Budbreak took place in early April. The two episodes of frost that swept through the area at this point caused no damage in the southern Mâconnais, other than temporarily slowing the rate of growth in the vineyards.
We were unsurprised when temperatures began to climb rapidly, bringing with them vigorous vegetative growth in May and a notably early flowering, which took place in excellent conditions, despite the lack of rainfall.
The trend towards extreme levels of heat settled in over June, and brought with it the much-desired heavy rainstorms towards the end of the month, along with regrettable but inevitable episodes of hail. This time round it was the commune of Vergisson that suffered most from the effects of the storm. Luckily, the damage caused was far less than had been the case in Fuissé the previous year. Despite the tricky nature of the soil, and taking advantage of the first beams of sunlight and - more importantly - the lack of wind, our entire team braved the elements and strapped on their spraying kit in an effort to lend support to the vines, which were pursuing their growth cycle at a frenetic pace. Several showers at the start of July helped the berries to swell and led to the early closure of the bunches and the start of veraison, and we were able to begin to feel the softening of the berries by 9 July.


If early summer was marked by heavy levels of rainfall, the hallmark of this period was the inevitable return of the searing sunshine between 4 July and 13 August. Burning evenings were succeeded by waterless dawns, leaving growers increasingly concerned about the coming harvest. On 10 August, we tasted the berries and forecasted a start to the picking on 17 August. It was at that point that scant rainfalls put in a late appearance on 14 August, and again on the 17th. We decided to delay the harvest by a few days in order to make the most of this meagre advantage.

On 22 August, our secateurs set to work for 10 days. The appearance of the bunches and the tasting of the musts brought to mind the 2018 and 2020 vintages, but oh, how much more complex was our task this time round... This year there was little nuance to be sought in the management of our poor bruised grapes. Instead we need to face up to the fact that the current trend towards ever-earlier harvests is likely to dominate viticulture in southern Burgundy over the course of the coming decades, bringing with it ripe harvests without discernible levels of excess. There is no easy solution, instead we need to shoulder our new responsibilities and learn to deal with the challenges set by both vinification and viticulture under these conditions.

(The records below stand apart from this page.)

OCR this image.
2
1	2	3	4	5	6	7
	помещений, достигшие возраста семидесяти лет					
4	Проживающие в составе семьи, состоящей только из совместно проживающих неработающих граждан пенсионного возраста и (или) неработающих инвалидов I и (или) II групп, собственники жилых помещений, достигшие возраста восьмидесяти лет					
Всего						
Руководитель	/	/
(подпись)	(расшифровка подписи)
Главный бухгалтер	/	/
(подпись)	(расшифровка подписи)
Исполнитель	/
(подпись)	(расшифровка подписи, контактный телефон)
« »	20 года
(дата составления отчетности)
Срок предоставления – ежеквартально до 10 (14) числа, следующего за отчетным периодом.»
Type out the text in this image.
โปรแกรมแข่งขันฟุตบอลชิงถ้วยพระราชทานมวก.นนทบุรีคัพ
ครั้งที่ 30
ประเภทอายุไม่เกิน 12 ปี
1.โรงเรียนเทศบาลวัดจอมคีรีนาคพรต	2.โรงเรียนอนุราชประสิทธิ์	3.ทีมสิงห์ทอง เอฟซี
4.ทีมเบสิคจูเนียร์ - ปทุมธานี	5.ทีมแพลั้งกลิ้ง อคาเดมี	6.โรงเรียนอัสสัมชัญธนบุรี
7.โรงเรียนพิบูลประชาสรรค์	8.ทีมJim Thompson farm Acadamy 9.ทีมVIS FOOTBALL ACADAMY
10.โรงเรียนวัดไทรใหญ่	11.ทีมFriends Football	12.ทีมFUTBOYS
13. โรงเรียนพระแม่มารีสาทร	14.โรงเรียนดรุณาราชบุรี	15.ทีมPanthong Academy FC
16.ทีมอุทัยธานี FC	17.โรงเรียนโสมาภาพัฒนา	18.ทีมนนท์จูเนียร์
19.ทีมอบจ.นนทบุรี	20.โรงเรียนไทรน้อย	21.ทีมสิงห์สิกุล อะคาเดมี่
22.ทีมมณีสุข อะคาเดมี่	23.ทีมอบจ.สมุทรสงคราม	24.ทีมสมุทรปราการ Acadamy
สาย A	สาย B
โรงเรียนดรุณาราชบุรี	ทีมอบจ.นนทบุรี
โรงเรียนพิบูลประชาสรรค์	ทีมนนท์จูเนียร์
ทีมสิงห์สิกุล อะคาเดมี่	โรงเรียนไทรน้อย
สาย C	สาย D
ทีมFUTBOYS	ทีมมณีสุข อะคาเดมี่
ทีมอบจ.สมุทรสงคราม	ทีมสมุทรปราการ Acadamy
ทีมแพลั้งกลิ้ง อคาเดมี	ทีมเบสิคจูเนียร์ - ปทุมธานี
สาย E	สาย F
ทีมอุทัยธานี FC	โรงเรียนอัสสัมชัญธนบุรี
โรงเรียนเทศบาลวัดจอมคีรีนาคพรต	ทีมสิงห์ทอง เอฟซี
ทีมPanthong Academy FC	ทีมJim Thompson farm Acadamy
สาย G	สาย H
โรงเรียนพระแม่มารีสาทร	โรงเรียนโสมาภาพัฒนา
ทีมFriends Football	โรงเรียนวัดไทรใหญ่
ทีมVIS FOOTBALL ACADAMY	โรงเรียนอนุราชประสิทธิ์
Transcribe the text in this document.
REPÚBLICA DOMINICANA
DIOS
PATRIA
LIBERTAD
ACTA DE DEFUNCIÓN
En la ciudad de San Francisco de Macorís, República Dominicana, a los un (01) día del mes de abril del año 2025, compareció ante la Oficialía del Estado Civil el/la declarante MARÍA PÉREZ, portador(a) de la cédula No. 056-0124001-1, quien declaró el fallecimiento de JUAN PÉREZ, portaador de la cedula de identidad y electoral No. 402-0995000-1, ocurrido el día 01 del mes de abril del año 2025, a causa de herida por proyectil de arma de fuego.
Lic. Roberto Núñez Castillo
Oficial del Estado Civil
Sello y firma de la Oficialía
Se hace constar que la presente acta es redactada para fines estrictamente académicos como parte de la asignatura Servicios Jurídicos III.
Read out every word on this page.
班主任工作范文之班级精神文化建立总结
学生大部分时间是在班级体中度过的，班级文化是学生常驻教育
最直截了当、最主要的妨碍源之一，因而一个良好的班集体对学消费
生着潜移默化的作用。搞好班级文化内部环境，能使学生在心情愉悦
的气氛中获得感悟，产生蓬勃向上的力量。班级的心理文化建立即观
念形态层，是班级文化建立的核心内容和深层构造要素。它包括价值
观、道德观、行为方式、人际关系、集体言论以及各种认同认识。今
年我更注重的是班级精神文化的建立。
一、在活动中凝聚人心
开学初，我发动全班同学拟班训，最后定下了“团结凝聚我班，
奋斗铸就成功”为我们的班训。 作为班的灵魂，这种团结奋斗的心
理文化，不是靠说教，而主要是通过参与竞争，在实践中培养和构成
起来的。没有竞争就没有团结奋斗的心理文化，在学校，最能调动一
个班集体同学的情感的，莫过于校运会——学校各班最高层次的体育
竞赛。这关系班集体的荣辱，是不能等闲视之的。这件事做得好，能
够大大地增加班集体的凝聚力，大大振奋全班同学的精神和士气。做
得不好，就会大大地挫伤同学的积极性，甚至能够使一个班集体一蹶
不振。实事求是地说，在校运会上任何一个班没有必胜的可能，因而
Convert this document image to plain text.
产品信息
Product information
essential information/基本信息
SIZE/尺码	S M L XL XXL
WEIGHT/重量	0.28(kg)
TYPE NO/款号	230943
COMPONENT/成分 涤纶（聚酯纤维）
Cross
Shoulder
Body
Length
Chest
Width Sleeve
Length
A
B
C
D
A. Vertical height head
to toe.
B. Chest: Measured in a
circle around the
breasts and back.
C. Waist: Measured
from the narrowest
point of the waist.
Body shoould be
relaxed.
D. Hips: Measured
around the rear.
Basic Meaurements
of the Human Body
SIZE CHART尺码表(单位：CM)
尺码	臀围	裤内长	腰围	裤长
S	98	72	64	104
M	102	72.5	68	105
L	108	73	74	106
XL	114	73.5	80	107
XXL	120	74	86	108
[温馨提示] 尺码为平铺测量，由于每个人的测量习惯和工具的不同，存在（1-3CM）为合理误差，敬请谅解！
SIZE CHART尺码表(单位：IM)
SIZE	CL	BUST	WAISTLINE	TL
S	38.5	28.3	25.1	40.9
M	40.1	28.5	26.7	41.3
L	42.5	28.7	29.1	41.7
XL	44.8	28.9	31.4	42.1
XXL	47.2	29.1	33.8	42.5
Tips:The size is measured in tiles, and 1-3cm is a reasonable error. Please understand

Having said that, we present this vintage, picked at optimal ripeness, in a spirit of joy and hope. Joy because its flavours, its charm and its balance have hit just the right notes in a very heterogenous vintage; with confidence because yields, although far from generous, have surpassed the expectations set by the very short harvest of 2021, but equally full of hope as we have successfully introduced a suite of viticultural techniques that point us in a new, more virtuous direction.